Jules courut à M. de Trénilly et lui demanda la permission d'emmener Blaise.
LE COMTE
Je ne demande pas mieux, mon ami, je suis bien aise que tu joues avec Blaise, qui me semble être un bon et brave garçon.
JULES
C'est que son père veut qu'il travaille, et ne veut pas qu'il vienne au château.
LE COMTE
Son père a raison, mais il lui donnera bien un congé pour terminer votre raccommodement.—Nous donnez-vous Blaise pour l'après-midi, Anfry; nous vous le renverrons ce soir.
ANFRY
Je n'ai rien à refuser à Monsieur le comte, pourvu que Blaise ne gêne pas. Je vais l'amener tout à l'heure, quand il sera nettoyé et qu'il aura changé de vêtements.
LE COMTE
Pourquoi faire, changer de vêtements? Laissez-lui sa blouse; ce n'est pas fête aujourd'hui.
ANFRY
C'est fête pour lui, Monsieur le comte, puisque c'est la première fois qu'il est admis près de Monsieur le comte et de M. Jules. Mais, puisque Monsieur le comte l'aime mieux ainsi, il ira en blouse.»
Et il alla au jardin, où Blaise bêchait toujours.
«Blaisot, va te débarbouiller les mains et le visage, et donner un coup de peigne à tes cheveux. Tu vas accompagner M. Jules et jouer avec lui au château.»
Blaise rougit, moitié de peur et moitié de plaisir, et courut se débarbouiller au baquet. Quand il fut lavé, peigné, il alla rejoindre Jules et le comte, qui l'attendaient dans l'avenue. Ils marchaient devant; Blaise suivait; il n'était pas à son aise, il n'osait parler, et il aurait voulu pouvoir retourner à sa bêche et à son jardin. En arrivant au perron, ils trouvèrent la comtesse avec sa fille qui les attendaient.

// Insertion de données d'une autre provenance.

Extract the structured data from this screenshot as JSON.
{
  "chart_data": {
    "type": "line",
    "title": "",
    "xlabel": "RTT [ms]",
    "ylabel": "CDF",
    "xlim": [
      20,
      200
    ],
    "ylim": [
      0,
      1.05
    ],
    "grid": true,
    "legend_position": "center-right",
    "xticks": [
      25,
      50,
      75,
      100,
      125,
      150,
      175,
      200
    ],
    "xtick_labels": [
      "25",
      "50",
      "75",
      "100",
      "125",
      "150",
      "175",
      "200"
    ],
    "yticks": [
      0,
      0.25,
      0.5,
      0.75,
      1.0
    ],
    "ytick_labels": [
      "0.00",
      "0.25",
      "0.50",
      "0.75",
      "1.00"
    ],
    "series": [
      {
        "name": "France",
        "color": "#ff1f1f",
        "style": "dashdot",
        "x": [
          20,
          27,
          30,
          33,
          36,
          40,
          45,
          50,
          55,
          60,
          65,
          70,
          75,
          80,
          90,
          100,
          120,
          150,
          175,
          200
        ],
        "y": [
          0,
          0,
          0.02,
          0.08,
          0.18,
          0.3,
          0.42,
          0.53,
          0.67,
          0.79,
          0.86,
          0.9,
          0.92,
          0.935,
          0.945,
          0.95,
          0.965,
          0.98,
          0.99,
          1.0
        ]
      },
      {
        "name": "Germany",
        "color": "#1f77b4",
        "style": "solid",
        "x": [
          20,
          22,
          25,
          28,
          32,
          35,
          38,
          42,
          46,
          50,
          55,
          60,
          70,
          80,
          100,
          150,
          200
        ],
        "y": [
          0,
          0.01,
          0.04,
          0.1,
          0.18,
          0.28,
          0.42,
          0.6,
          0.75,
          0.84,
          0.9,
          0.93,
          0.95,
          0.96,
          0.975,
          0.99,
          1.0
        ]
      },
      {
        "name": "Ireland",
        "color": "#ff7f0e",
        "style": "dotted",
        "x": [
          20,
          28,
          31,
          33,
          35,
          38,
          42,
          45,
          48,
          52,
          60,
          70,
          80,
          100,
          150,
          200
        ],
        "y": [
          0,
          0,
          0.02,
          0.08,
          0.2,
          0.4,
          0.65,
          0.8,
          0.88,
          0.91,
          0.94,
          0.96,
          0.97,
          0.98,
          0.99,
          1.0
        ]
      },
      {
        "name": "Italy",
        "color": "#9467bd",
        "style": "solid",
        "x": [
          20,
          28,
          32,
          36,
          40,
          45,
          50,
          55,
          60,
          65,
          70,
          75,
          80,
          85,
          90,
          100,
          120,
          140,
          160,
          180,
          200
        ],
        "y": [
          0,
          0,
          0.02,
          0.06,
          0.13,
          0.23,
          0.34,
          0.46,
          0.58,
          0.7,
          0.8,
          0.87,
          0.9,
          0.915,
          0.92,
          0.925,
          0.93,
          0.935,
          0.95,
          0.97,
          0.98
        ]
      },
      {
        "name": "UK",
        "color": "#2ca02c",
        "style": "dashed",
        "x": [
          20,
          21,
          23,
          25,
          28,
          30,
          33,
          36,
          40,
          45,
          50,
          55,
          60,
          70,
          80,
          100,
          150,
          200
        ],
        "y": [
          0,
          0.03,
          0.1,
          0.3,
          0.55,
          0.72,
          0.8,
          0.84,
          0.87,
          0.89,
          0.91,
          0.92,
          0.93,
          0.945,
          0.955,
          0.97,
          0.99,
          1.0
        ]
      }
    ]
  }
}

«Vous amenez Blaise! dit la comtesse en s'avançant vers eux. Je suis bien aise de le connaître; on m'a dit du bien de lui. N'aie pas peur, petit, ajouta-t-elle, Hélène ne te mangera pas, et Jules sera content de jouer avec un garçon de son âge.
—Je n'ai pas peur, Madame, dit Blaise; seulement je ne suis pas à mon aise.
—Eh bien, tu vas t'y mettre en nous aidant à bêcher et à arranger notre jardin, Blaise, dit Hélène avec un sourire aimable. Venez avec moi, Jules et Blaise, et mettons-nous à l'ouvrage.»
Et, passant entre eux deux, elle les prit chacun par la main et courut vers un petit jardin que M. de Trénilly leur avait fait arranger près du château.
«Mais il n'y a rien dans votre jardin, dit Blaise.
HÉLÈNE
C'est précisément pour cela que nous voulons l'arranger: tu vas nous aider.
BLAISE
Qu'est-ce que vous voulez y mettre: des fleurs ou des légumes?
—Des fleurs! s'écria Hélène; j'aime tant les fleurs!
—Des légumes! s'écria Jules! les fleurs m'ennuient.
HÉLÈNE
Des fleurs seraient bien plus jolies et viendraient plus vite.
JULES
Des légumes sont bien plus utiles; d'ailleurs, je veux des légumes, et si tu mets des fleurs; je les arracherai.
HÉLÈNE.
Fais comme tu voudras; je sais qu'il faut toujours te céder.
BLAISE.
Pourquoi faut-il que vous cédiez, Mademoiselle?
HÉLÈNE
Pour ne pas être battue par lui et grondée par papa, qui croit tout ce que Jules lui dit.